I was having all the same issues with my mp4500s. What I did is that I changed the developer of the mp4500 for the 2045 and I changed the toner and the toner motor for a 2045 and now they all are working fine. No more issues. Copy quality is great. I hope this will help you...
We've known about this trick for ages, and yes, it works great. Its just that most of us have no control over what toner gets put in the machines. The customer calls in for supplies and the warehouse ships what they are supposed to use.

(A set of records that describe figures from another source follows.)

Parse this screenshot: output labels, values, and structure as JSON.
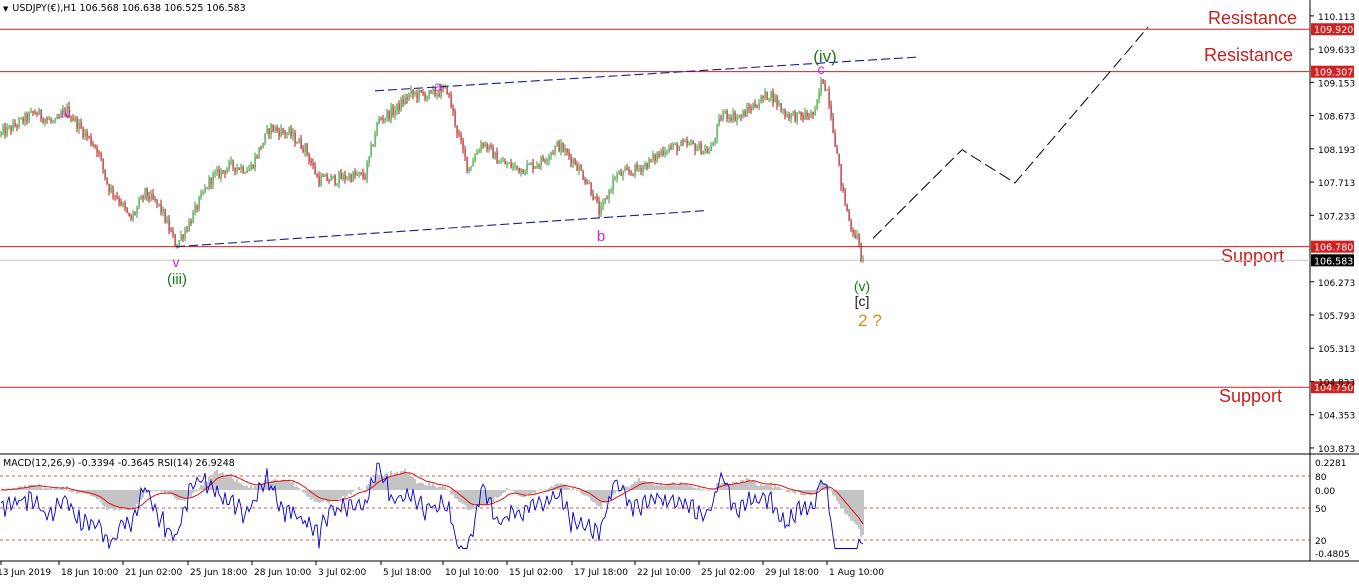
{
  "header": {
    "symbol_line": "USDJPY(€),H1  106.568 106.638 106.525 106.583"
  },
  "indicator_header": {
    "line": "MACD(12,26,9) -0.3394 -0.3645  RSI(14) 26.9248"
  },
  "colors": {
    "bull_candle": "#2e9e2e",
    "bear_candle": "#b01515",
    "level_line": "#d32020",
    "trend_line": "#1c1c8c",
    "forecast_line": "#000000",
    "wave_magenta": "#d01fd0",
    "wave_green": "#1a7a1a",
    "wave_orange": "#e08a12",
    "level_text": "#c81e1e",
    "macd_hist": "#c4c4c4",
    "rsi_line": "#0000cc",
    "macd_signal": "#e01010"
  },
  "chart_data": [
    {
      "type": "line",
      "title": "USDJPY(€),H1",
      "ohlc_last": {
        "open": 106.568,
        "high": 106.638,
        "low": 106.525,
        "close": 106.583
      },
      "x_tick_labels": [
        "13 Jun 2019",
        "18 Jun 10:00",
        "21 Jun 02:00",
        "25 Jun 18:00",
        "28 Jun 10:00",
        "3 Jul 02:00",
        "5 Jul 18:00",
        "10 Jul 10:00",
        "15 Jul 02:00",
        "17 Jul 18:00",
        "22 Jul 10:00",
        "25 Jul 02:00",
        "29 Jul 18:00",
        "1 Aug 10:00"
      ],
      "y_tick_labels": [
        "110.113",
        "109.633",
        "109.153",
        "108.673",
        "108.193",
        "107.713",
        "107.233",
        "106.273",
        "105.793",
        "105.313",
        "104.833",
        "104.353",
        "103.873"
      ],
      "ylim": [
        103.8,
        110.27
      ],
      "price_levels": [
        {
          "value": 109.92,
          "label": "109.920",
          "text": "Resistance"
        },
        {
          "value": 109.307,
          "label": "109.307",
          "text": "Resistance"
        },
        {
          "value": 106.78,
          "label": "106.780",
          "text": "Support"
        },
        {
          "value": 104.75,
          "label": "104.750",
          "text": "Support"
        }
      ],
      "current_price": {
        "value": 106.583,
        "label": "106.583"
      },
      "price_path": [
        [
          0,
          108.4
        ],
        [
          12,
          108.5
        ],
        [
          35,
          108.72
        ],
        [
          55,
          108.55
        ],
        [
          66,
          108.77
        ],
        [
          80,
          108.5
        ],
        [
          97,
          108.2
        ],
        [
          108,
          107.65
        ],
        [
          120,
          107.45
        ],
        [
          130,
          107.15
        ],
        [
          145,
          107.55
        ],
        [
          160,
          107.35
        ],
        [
          176,
          106.8
        ],
        [
          190,
          107.15
        ],
        [
          210,
          107.75
        ],
        [
          230,
          107.95
        ],
        [
          250,
          107.9
        ],
        [
          270,
          108.5
        ],
        [
          290,
          108.4
        ],
        [
          305,
          108.2
        ],
        [
          318,
          107.75
        ],
        [
          335,
          107.75
        ],
        [
          350,
          107.8
        ],
        [
          365,
          107.8
        ],
        [
          378,
          108.6
        ],
        [
          395,
          108.75
        ],
        [
          410,
          108.98
        ],
        [
          430,
          108.97
        ],
        [
          447,
          109.05
        ],
        [
          458,
          108.4
        ],
        [
          468,
          107.9
        ],
        [
          482,
          108.3
        ],
        [
          500,
          108.0
        ],
        [
          520,
          107.9
        ],
        [
          540,
          108.0
        ],
        [
          558,
          108.25
        ],
        [
          575,
          108.0
        ],
        [
          590,
          107.65
        ],
        [
          600,
          107.25
        ],
        [
          615,
          107.8
        ],
        [
          630,
          107.85
        ],
        [
          650,
          108.0
        ],
        [
          665,
          108.2
        ],
        [
          690,
          108.25
        ],
        [
          710,
          108.15
        ],
        [
          722,
          108.7
        ],
        [
          740,
          108.65
        ],
        [
          752,
          108.8
        ],
        [
          770,
          109.0
        ],
        [
          785,
          108.7
        ],
        [
          800,
          108.65
        ],
        [
          815,
          108.7
        ],
        [
          822,
          109.22
        ],
        [
          828,
          109.0
        ],
        [
          836,
          108.2
        ],
        [
          842,
          107.6
        ],
        [
          850,
          107.1
        ],
        [
          857,
          106.9
        ],
        [
          863,
          106.55
        ]
      ],
      "wave_labels": [
        {
          "text": "iv",
          "color": "magenta"
        },
        {
          "text": "v",
          "color": "magenta"
        },
        {
          "text": "(iii)",
          "color": "green"
        },
        {
          "text": "a",
          "color": "magenta"
        },
        {
          "text": "b",
          "color": "magenta"
        },
        {
          "text": "c",
          "color": "magenta"
        },
        {
          "text": "(iv)",
          "color": "green"
        },
        {
          "text": "(v)",
          "color": "green"
        },
        {
          "text": "[c]",
          "color": "dark"
        },
        {
          "text": "2 ?",
          "color": "orange"
        }
      ],
      "trend_lines": [
        {
          "from": [
            176,
            106.78
          ],
          "to": [
            705,
            107.3
          ]
        },
        {
          "from": [
            375,
            109.03
          ],
          "to": [
            920,
            109.52
          ]
        }
      ],
      "forecast_path": [
        [
          873,
          106.9
        ],
        [
          962,
          108.18
        ],
        [
          1015,
          107.7
        ],
        [
          1148,
          109.95
        ]
      ]
    },
    {
      "type": "line",
      "title": "MACD(12,26,9) RSI(14)",
      "macd": -0.3394,
      "signal": -0.3645,
      "rsi": 26.9248,
      "left_tick_labels": [
        "0.2281",
        "0.00",
        "-0.4805"
      ],
      "rsi_tick_labels": [
        "80",
        "50",
        "20"
      ],
      "rsi_levels": [
        80,
        50,
        20
      ]
    }
  ]
}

Bottom line is Ricoh failed miserably in their response to this problem, and still doesn't have it fully corrected.
73 DE W5SSJ
What's the status on these machines as of now? I've got my only MP4000 starting to give CQ issues, and I believe both the drum and developer are past their life (although I'm not sure - we didn't install it, so we don't know what it got from the beginning).
So I'm ordering the stuff for a PM, and I'd like to get some advice if any - using 2045 parts, although tempting, is not an option, for the reason Shadow1 pointed out.
Cheers!
' "But the salesman said . . ." The salesman's an asshole!'
Mascan42
'You will always find some Eskimo ready to instruct the Congolese on how to cope with heat waves.'
Ibid
I'm just an ex-tech lurking around and spreading disinformation!

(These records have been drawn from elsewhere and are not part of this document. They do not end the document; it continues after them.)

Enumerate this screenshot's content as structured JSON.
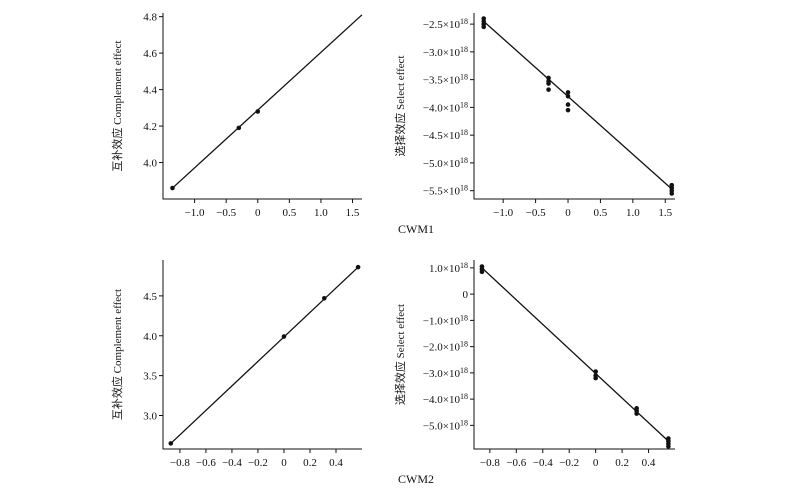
{
  "figure": {
    "row_labels": [
      "CWM1",
      "CWM2"
    ]
  },
  "chart_data": [
    {
      "type": "scatter",
      "ylabel": "互补效应 Complement effect",
      "xlim": [
        -1.5,
        1.65
      ],
      "ylim": [
        3.8,
        4.82
      ],
      "xticks": [
        -1.0,
        -0.5,
        0,
        0.5,
        1.0,
        1.5
      ],
      "xtick_labels": [
        "−1.0",
        "−0.5",
        "0",
        "0.5",
        "1.0",
        "1.5"
      ],
      "yticks": [
        4.0,
        4.2,
        4.4,
        4.6,
        4.8
      ],
      "ytick_labels": [
        "4.0",
        "4.2",
        "4.4",
        "4.6",
        "4.8"
      ],
      "series": [
        {
          "x": [
            -1.35,
            -0.3,
            0.0
          ],
          "y": [
            3.86,
            4.19,
            4.28
          ]
        }
      ],
      "fit_line": {
        "x": [
          -1.35,
          1.65
        ],
        "y": [
          3.86,
          4.81
        ]
      },
      "grid": false
    },
    {
      "type": "scatter",
      "ylabel": "选择效应 Select effect",
      "xlim": [
        -1.45,
        1.65
      ],
      "ylim": [
        -5.65,
        -2.3
      ],
      "xticks": [
        -1.0,
        -0.5,
        0,
        0.5,
        1.0,
        1.5
      ],
      "xtick_labels": [
        "−1.0",
        "−0.5",
        "0",
        "0.5",
        "1.0",
        "1.5"
      ],
      "yticks": [
        -5.5,
        -5.0,
        -4.5,
        -4.0,
        -3.5,
        -3.0,
        -2.5
      ],
      "ytick_labels": [
        "−5.5",
        "−5.0",
        "−4.5",
        "−4.0",
        "−3.5",
        "−3.0",
        "−2.5"
      ],
      "ytick_exponent": "18",
      "ytick_unit": "×10",
      "y_scale_note": "values ×10^18",
      "series": [
        {
          "x": [
            -1.3,
            -1.3,
            -1.3,
            -1.3,
            -0.3,
            -0.3,
            -0.3,
            -0.3,
            0.0,
            0.0,
            0.0,
            0.0,
            1.6,
            1.6,
            1.6,
            1.6
          ],
          "y": [
            -2.4,
            -2.45,
            -2.5,
            -2.55,
            -3.47,
            -3.53,
            -3.57,
            -3.68,
            -3.73,
            -3.8,
            -3.95,
            -4.05,
            -5.4,
            -5.45,
            -5.5,
            -5.55
          ]
        }
      ],
      "fit_line": {
        "x": [
          -1.3,
          1.6
        ],
        "y": [
          -2.45,
          -5.47
        ]
      },
      "grid": false
    },
    {
      "type": "scatter",
      "ylabel": "互补效应 Complement effect",
      "xlim": [
        -0.93,
        0.6
      ],
      "ylim": [
        2.58,
        4.95
      ],
      "xticks": [
        -0.8,
        -0.6,
        -0.4,
        -0.2,
        0,
        0.2,
        0.4
      ],
      "xtick_labels": [
        "−0.8",
        "−0.6",
        "−0.4",
        "−0.2",
        "0",
        "0.2",
        "0.4"
      ],
      "yticks": [
        3.0,
        3.5,
        4.0,
        4.5
      ],
      "ytick_labels": [
        "3.0",
        "3.5",
        "4.0",
        "4.5"
      ],
      "series": [
        {
          "x": [
            -0.87,
            0.0,
            0.31,
            0.57
          ],
          "y": [
            2.65,
            3.99,
            4.47,
            4.86
          ]
        }
      ],
      "fit_line": {
        "x": [
          -0.87,
          0.57
        ],
        "y": [
          2.65,
          4.86
        ]
      },
      "grid": false
    },
    {
      "type": "scatter",
      "ylabel": "选择效应 Select effect",
      "xlim": [
        -0.92,
        0.6
      ],
      "ylim": [
        -5.9,
        1.3
      ],
      "xticks": [
        -0.8,
        -0.6,
        -0.4,
        -0.2,
        0,
        0.2,
        0.4
      ],
      "xtick_labels": [
        "−0.8",
        "−0.6",
        "−0.4",
        "−0.2",
        "0",
        "0.2",
        "0.4"
      ],
      "yticks": [
        -5.0,
        -4.0,
        -3.0,
        -2.0,
        -1.0,
        0,
        1.0
      ],
      "ytick_labels": [
        "−5.0",
        "−4.0",
        "−3.0",
        "−2.0",
        "−1.0",
        "0",
        "1.0"
      ],
      "ytick_exponent": "18",
      "ytick_unit": "×10",
      "y_scale_note": "values ×10^18",
      "series": [
        {
          "x": [
            -0.86,
            -0.86,
            -0.86,
            0.0,
            0.0,
            0.0,
            0.31,
            0.31,
            0.31,
            0.55,
            0.55,
            0.55,
            0.55
          ],
          "y": [
            1.05,
            0.95,
            0.85,
            -2.95,
            -3.1,
            -3.2,
            -4.35,
            -4.45,
            -4.55,
            -5.5,
            -5.6,
            -5.7,
            -5.8
          ]
        }
      ],
      "fit_line": {
        "x": [
          -0.86,
          0.55
        ],
        "y": [
          1.0,
          -5.6
        ]
      },
      "grid": false
    }
  ]
}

I can not believe that Ricoh continue to "upgrade" a lousy design like this. The AF450 sucked. The 1045 sucked. The 2045 sucked. The 3045 sucked. The MP4500 sucked and so on. There are fundamental errors in the design. Don't they take a hint?
Adonis must die!
They should have had a larger development unit, with maybe two mag rollers. The PCU unit should have been made bigger, stronger and they should have added a cleaning brush too. Replaced the charge roller with a corona wire and for the fusing unit... they should have added a huge cleaning web - that the user can change. They should have had a major waste toner box (it is after all a lot of empty space in the machine).
And/or they should have sent a few industrial spies to Kyocera and copied their smaller B/W solutions.
We managed to stop our salesmen from selling the MP4000 series, after they had delivered one model. We have more service calls on this model then we have on 10 Kyocera B/W copiers. If I have a bit of luck we can replace this model for a MP6xxx from Ricoh.
And while I'm all worked up here... what's with the 1018, 2018, MP2000 etc.. With these small components with so short life... just make it a cartridge model so the user can change the PCU unit and the fuser by them selves. Or make something that can handle 225-250k copies between each PM.
We have customers with rather small HP printers that run 225k between each maintenance EVERY single time. No problem. And they manage several million pages before they need to be replaced.
I know Ricoh can make them better. Why don't they? Is it a strategy to push the customers over to color? or more expensive B/W machines?
If I win a hundred million $ in the lottery, I will design the ultimate copier
Superior paper feed. Large dev unit, large drum, large fuser and a kick ass controller.
I'm going to blow a few old copiers to pieces one day soon. . Fill the hot roller with 50 grams of dynamite, and just connect the detonator to the fuser lamp power. Then all I need is a simple timer, a slow speed camera and Vengence is mine
Lotec that's a novelty, lol
Nobody is perfect..
Here are some tricks we are tried:
Cleaning the mag roller as an obvious.
do an engine memory clear, run the machine for 100 pages, and see if it gets better
if not put a new developer in and DON'T do ID sensor initialization, developer init. or anything in SP mode.
just let the thing play whit the ID sensor readings.
It wont solve the problem but works a bit better than before.
What about the firmware? Have they been updated to the latest version?
Has the firmware been updated to the latest version?